Direct sales is a hard game. Anyone who tells you this business is easy is selling a box of fairy dust. It’s hard. It’s fraught with self-doubt, comparison, anxiety, self-imposed pressure and expectations.
Often we see our friends, peers, team mates doing things that are emotionally destructive to their business or mindset. I see it constantly. And here is my best analogy. If I knew you were physically hurting yourself, I would immediately seek to get you help. IMMEDIATELY. I drop what I’m doing and rush to your side. Any one of us would.
But emotional self-hurt is harder to see. What does it look like in a business context? Constantly checking the competition like we’re stalking an ex (been there, done that). Obsessive self-comparison to others. Stress or anxiety over something that has already happened, and you cannot change one single bit (this one is a biggie). Emotional self-harm.
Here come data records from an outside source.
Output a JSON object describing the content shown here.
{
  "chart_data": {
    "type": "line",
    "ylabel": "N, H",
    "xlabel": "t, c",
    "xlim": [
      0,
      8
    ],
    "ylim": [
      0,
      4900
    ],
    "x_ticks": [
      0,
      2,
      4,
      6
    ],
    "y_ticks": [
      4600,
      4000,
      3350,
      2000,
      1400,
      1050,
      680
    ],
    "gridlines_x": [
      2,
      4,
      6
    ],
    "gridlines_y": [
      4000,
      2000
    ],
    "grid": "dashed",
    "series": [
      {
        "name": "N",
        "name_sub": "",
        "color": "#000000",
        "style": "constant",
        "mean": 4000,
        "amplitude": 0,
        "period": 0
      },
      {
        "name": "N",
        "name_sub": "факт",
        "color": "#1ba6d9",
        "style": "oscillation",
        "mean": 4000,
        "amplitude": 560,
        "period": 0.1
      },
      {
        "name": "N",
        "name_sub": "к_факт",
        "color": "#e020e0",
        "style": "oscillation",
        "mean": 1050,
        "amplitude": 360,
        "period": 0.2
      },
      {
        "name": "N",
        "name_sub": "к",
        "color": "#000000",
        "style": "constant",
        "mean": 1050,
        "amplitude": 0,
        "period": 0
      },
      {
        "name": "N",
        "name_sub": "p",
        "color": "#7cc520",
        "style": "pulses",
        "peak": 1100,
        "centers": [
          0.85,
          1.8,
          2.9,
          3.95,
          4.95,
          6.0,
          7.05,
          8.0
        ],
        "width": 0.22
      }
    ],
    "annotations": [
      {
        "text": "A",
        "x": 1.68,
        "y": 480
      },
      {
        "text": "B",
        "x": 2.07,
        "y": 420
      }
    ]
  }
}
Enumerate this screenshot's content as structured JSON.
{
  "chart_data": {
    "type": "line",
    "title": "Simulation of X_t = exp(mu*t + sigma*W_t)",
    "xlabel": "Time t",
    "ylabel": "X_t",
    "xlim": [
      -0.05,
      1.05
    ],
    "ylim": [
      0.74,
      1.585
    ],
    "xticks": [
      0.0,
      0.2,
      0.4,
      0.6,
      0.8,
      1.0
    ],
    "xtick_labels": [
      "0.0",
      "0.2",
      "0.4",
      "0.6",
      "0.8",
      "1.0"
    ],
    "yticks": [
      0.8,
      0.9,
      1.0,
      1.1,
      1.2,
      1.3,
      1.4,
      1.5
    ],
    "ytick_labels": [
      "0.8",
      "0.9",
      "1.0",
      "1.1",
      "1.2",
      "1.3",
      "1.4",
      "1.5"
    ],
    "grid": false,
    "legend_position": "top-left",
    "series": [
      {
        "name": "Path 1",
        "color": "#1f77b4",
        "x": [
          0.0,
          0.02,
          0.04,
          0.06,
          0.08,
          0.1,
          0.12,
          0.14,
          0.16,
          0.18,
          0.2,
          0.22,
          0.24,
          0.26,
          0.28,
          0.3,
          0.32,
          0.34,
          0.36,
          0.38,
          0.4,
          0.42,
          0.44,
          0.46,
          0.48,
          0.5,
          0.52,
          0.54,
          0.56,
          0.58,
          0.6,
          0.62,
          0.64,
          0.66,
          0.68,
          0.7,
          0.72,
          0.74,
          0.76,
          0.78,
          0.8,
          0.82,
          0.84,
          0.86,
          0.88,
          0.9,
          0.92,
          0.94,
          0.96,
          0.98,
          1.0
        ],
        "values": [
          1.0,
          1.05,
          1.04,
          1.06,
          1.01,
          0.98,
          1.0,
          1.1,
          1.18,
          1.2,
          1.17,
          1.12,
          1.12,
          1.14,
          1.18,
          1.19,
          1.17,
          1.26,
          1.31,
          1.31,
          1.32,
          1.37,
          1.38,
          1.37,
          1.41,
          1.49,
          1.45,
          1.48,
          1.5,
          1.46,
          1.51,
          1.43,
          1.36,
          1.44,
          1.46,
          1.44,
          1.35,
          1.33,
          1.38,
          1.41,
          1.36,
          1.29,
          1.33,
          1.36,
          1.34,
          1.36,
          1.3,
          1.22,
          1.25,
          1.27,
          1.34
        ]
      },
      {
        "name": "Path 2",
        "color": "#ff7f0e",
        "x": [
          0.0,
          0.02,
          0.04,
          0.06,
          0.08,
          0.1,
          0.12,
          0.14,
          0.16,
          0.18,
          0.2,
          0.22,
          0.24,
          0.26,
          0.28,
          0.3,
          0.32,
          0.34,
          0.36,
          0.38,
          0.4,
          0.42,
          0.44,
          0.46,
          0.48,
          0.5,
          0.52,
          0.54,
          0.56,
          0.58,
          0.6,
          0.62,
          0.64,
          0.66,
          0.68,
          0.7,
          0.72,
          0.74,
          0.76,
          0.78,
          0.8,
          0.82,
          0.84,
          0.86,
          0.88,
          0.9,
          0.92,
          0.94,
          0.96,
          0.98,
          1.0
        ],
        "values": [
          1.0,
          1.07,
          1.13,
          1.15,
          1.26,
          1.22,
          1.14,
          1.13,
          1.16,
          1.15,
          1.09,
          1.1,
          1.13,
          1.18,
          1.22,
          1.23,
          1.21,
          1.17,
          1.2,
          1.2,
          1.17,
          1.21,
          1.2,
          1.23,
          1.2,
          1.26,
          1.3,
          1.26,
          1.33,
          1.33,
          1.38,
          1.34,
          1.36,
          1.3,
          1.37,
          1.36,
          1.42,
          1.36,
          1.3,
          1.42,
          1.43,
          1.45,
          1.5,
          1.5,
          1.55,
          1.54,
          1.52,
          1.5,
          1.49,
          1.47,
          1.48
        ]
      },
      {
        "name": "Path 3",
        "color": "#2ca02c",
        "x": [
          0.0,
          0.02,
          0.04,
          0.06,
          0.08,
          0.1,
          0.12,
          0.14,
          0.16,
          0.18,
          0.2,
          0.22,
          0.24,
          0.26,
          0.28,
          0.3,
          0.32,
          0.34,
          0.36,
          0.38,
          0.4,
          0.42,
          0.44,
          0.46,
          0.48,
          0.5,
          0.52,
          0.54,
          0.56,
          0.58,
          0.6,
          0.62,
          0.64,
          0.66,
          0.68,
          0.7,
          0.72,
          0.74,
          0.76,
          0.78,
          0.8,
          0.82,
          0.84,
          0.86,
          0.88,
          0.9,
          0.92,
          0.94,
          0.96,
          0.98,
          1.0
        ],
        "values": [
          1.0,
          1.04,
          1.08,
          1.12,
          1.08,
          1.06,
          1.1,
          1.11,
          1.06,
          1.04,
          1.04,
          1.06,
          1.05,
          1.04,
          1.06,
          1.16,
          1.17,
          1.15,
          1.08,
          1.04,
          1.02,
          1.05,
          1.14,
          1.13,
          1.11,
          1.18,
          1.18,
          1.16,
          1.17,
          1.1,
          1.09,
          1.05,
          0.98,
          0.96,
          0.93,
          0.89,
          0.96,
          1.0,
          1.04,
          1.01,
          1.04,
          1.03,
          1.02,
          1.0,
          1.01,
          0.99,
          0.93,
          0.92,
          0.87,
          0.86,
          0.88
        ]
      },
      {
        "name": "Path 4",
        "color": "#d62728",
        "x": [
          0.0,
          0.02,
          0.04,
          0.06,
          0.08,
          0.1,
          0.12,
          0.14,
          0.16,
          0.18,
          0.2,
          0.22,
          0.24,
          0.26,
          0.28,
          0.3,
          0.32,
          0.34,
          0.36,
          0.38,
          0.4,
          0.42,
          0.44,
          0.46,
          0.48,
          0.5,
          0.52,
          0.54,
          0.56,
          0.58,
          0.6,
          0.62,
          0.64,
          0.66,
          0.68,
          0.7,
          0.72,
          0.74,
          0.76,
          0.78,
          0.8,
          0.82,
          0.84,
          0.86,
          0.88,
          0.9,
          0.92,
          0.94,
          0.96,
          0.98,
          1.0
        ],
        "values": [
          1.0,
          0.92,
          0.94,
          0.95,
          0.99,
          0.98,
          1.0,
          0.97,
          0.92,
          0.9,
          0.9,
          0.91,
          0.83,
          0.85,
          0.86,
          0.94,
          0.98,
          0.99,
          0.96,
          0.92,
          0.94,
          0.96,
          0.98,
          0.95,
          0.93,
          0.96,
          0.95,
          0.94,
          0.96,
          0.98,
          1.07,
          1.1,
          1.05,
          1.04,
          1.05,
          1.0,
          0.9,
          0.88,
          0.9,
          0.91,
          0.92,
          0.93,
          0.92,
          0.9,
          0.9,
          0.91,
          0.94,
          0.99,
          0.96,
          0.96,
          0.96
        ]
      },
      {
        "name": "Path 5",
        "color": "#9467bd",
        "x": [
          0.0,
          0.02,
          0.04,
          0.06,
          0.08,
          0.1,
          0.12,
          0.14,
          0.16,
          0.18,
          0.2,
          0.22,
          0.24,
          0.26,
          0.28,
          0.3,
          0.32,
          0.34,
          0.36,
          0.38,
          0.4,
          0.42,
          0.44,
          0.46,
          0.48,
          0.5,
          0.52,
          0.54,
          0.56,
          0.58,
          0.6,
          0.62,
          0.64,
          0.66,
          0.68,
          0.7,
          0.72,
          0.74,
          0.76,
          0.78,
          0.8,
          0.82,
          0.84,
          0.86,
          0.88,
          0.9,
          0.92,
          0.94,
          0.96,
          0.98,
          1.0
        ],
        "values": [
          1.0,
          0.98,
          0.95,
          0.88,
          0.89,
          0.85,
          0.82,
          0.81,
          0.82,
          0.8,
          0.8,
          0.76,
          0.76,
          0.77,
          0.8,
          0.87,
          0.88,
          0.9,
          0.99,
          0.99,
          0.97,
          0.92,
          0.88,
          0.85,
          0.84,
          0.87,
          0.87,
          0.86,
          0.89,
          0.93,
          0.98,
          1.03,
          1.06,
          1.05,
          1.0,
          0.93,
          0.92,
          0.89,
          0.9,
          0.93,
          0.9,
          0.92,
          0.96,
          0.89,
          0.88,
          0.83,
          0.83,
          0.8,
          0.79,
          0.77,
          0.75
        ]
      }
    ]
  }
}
Why do we allow our friends to keep emotionally hurting themselves? Because we often don’t know how to help.
Unlike. Unfollow. Unsubscribe. Block. Don’t click on the link. Stop the comparison game. Stop the emotional blackmail with yourself. Stop the emotional cutting. We’ve all done it. The first step is recognizing it when it happens.
This week I had someone ask me if I was interested in seeing what an indirect competitor was doing. Nope, not interested. I’m going to stay in my lane, because if I go peek? Emotional self-harm. Comparison. Obsessive stress over “I need to do that, I’m not good enough. My clients will leave me.” I would not be able to sleep, and I guarantee I’d be a ball of nerves. And in reality, it won’t change my strategy one bit. Stay in my lane, focus forward, one step in front or the other. Don’t click on that link, Brenda. Don’t do it.
I asked someone just a bit ago, when she was stressing over bad leadership behaviors she observes from her upline. “Mindset question. Whatcha gonna do about it?” Her response: “Do what I know works for me.”